When the women’s rowing team takes to Lady Bird Lake on Saturday to compete in the Head of the Colorado regatta, it will mark the first race in the program’s history without former head coach Carie Graves, who helped start the program in 1998 and announced her retirement in May.
Instead, the team is now in the hands of Dave O’Neill, a fresh face in Austin but a familiar sight at the NCAA Championships every spring.
During his 16 seasons as the head coach at UC-Berkeley, O’Neill won two NCAA team titles and led the Golden Bears to the NCAA Championships every year, earning him two National Coach of the Year awards. Given his success, O’Neill said he was ready for a new challenge once the top job opened up at Texas.
“I felt the timing was right,” O’Neill said. “I had great success at Cal. I was really proud of everything we accomplished, and I worked with some wonderful, wonderful people, but then the last few years I started thinking, ‘Could there be something bigger and better?’ I don’t think it was necessarily a mid-life crisis, but I think I was certainly at a point in my career where it’s like, OK, I’ve been at Cal; I did a great job, and now I think I’m fortunate that I’m young enough that I can maybe go somewhere else and make a big mark and do something special.”
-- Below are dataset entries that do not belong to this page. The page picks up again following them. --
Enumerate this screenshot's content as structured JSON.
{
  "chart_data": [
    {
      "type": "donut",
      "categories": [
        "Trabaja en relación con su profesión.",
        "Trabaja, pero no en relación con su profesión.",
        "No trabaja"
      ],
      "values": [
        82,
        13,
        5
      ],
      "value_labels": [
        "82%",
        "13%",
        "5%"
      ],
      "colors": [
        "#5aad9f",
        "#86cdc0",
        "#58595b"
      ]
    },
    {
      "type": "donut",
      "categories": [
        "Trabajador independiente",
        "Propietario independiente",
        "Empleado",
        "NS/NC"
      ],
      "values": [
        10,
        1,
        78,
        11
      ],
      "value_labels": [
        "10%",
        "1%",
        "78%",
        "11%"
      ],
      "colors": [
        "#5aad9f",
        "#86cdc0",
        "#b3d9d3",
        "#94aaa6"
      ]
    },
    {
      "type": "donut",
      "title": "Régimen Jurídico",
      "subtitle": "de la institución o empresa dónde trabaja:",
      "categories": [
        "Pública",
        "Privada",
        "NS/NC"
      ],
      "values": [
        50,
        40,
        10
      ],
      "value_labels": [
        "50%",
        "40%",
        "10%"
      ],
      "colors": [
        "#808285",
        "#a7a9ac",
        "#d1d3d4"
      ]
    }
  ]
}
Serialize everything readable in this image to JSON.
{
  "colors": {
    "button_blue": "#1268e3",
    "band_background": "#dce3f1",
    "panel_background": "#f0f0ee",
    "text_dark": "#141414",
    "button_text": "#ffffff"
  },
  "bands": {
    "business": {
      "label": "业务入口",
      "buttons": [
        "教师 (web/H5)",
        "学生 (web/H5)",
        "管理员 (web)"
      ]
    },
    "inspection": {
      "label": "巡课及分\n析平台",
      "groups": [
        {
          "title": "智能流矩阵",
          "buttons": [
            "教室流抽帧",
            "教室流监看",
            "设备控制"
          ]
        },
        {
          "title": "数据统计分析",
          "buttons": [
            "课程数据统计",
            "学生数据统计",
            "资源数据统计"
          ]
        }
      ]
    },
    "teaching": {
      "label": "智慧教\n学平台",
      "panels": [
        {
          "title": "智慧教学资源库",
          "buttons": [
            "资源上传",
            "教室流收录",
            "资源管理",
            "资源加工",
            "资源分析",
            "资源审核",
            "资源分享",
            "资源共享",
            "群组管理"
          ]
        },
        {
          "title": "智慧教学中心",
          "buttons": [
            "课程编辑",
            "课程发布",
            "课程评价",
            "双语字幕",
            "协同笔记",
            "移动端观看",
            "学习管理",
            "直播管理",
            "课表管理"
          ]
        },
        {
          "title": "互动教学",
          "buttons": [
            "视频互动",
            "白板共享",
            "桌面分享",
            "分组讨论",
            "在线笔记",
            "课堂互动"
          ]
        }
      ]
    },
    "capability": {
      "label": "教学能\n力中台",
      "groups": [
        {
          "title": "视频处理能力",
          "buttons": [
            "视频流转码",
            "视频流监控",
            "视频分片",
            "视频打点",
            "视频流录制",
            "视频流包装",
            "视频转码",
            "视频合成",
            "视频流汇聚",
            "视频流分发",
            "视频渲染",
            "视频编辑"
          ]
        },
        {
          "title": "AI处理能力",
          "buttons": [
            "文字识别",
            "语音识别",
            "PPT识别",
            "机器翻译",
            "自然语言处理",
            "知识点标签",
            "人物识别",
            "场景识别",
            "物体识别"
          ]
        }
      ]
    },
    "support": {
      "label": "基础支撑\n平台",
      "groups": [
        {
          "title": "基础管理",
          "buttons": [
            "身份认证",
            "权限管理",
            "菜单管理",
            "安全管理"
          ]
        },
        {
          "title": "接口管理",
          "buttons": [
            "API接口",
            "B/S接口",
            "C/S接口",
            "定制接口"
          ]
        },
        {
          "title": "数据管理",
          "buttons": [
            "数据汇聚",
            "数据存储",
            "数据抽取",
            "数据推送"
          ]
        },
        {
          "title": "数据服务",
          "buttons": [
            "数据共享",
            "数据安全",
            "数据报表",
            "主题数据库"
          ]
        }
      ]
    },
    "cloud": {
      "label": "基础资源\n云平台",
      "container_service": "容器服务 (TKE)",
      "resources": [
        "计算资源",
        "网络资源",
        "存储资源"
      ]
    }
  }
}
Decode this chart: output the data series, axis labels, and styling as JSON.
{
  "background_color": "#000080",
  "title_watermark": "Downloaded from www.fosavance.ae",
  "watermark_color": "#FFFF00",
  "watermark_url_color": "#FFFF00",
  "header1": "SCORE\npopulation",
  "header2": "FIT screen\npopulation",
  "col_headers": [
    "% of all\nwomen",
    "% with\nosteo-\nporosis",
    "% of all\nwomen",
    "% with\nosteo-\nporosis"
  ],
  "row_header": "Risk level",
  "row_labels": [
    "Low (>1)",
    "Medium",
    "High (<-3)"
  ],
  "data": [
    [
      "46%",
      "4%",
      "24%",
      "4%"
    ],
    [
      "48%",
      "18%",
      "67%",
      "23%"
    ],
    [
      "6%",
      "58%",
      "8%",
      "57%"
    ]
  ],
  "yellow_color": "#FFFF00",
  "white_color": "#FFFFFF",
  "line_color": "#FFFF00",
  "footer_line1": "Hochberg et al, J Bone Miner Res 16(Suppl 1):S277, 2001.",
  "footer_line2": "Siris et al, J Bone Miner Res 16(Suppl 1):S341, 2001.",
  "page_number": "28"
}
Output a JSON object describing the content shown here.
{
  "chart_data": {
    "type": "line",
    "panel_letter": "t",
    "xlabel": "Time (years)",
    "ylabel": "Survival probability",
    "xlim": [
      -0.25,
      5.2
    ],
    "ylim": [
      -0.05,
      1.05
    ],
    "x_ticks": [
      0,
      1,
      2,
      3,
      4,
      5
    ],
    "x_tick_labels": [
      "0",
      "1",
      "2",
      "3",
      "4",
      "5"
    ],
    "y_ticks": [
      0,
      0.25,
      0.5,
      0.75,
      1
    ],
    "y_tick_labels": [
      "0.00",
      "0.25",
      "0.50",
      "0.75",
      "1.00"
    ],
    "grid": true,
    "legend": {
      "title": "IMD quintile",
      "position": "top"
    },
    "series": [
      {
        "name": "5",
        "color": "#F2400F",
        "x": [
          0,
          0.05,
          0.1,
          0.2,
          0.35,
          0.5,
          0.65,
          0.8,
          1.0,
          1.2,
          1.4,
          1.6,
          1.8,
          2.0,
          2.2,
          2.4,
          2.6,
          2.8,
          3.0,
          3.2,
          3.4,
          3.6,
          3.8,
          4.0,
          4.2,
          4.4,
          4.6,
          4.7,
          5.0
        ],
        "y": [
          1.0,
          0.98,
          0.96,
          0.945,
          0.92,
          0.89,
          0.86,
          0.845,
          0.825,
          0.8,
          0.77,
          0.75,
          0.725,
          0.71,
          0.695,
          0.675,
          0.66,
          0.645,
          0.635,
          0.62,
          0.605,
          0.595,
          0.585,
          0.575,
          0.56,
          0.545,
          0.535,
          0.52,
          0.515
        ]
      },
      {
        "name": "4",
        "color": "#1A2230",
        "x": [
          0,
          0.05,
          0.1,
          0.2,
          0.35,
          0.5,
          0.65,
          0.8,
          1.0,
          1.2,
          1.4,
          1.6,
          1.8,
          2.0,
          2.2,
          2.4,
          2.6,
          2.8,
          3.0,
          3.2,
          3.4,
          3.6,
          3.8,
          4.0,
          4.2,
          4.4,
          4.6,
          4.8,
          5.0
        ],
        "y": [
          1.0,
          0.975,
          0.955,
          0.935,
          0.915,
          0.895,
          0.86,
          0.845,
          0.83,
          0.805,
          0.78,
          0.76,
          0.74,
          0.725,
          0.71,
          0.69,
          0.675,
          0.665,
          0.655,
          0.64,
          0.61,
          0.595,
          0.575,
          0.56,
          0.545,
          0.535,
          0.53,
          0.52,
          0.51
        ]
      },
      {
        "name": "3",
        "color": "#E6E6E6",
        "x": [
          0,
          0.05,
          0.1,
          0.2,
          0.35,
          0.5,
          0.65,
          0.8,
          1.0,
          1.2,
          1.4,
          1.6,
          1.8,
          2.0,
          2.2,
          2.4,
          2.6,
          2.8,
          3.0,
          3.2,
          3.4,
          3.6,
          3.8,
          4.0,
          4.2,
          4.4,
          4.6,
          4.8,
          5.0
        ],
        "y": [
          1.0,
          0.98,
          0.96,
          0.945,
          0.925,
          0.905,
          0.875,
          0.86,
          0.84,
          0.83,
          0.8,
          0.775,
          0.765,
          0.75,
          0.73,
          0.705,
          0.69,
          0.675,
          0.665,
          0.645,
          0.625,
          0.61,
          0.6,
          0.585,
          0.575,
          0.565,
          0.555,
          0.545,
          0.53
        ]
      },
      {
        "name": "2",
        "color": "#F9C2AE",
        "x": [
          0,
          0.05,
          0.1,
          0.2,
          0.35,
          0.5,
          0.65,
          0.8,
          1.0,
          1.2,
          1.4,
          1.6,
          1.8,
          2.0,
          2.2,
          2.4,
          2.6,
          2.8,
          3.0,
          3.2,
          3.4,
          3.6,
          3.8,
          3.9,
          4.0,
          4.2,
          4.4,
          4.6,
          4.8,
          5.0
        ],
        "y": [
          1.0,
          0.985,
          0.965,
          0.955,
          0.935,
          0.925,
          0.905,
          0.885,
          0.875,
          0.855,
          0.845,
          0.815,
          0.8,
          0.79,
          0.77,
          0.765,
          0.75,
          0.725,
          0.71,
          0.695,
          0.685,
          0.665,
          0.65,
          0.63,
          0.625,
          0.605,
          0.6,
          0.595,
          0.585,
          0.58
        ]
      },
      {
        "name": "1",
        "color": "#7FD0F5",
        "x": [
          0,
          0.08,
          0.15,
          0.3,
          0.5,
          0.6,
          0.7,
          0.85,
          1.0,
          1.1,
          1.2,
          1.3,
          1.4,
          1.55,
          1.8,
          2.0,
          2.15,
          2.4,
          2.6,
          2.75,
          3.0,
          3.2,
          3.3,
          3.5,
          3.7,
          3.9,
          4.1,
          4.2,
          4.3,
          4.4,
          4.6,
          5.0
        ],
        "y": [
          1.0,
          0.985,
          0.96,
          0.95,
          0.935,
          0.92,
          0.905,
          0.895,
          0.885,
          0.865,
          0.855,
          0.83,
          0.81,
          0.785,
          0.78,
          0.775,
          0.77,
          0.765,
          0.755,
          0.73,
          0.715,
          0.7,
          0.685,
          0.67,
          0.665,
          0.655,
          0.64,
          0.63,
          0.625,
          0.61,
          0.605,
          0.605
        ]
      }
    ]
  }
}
O’Neill said women’s athletic director Chris Plonsky’s commitment to raising the profile of Texas rowing, in addition to the size and resources of the University, is ultimately what drew him to Texas.
“One of the things that Chris Plonsky said to me was, ‘We know we can be good at this sport. We know we should be good at this sport. We want to be good at this sport and good in terms of amongst the top programs in the country,’” O’Neill said. “And that’s entirely why I came.”
Texas won four consecutive Big 12 championships from 2009 to 2012, a streak that ended when Oklahoma edged out the Longhorns to capture the 2013 title. After a fourth-place finish for the Longhorns in 2014, O’Neill said he plans on using the races in the fall, which do not count toward the team’s ranking, to prepare for the more important regattas in the spring.
“Something that guides me every day is, ‘The main thing is keeping the main thing the main thing,’ and the main thing is go fast on May 17, the Big 12 Championship,” O’Neill said. “So the fall is entirely about preparing for the spring. There’s three things we have to do: We have to get fitter physically; we’ve got to get better technically; and then we’ve got to improve the culture of the team.”
O’Neill’s résumé also includes stints as the head coach for the U.S. Women’s Under-23 National Team and coaching at the 2012 London Olympics. However, he said he most enjoys the aspects of competition that are unique to collegiate rowing.
“The Olympics are super cool, but the NCAA regatta is the only championship regatta in the world where every boat is dependent on every other boat for their own success,” O’Neill said.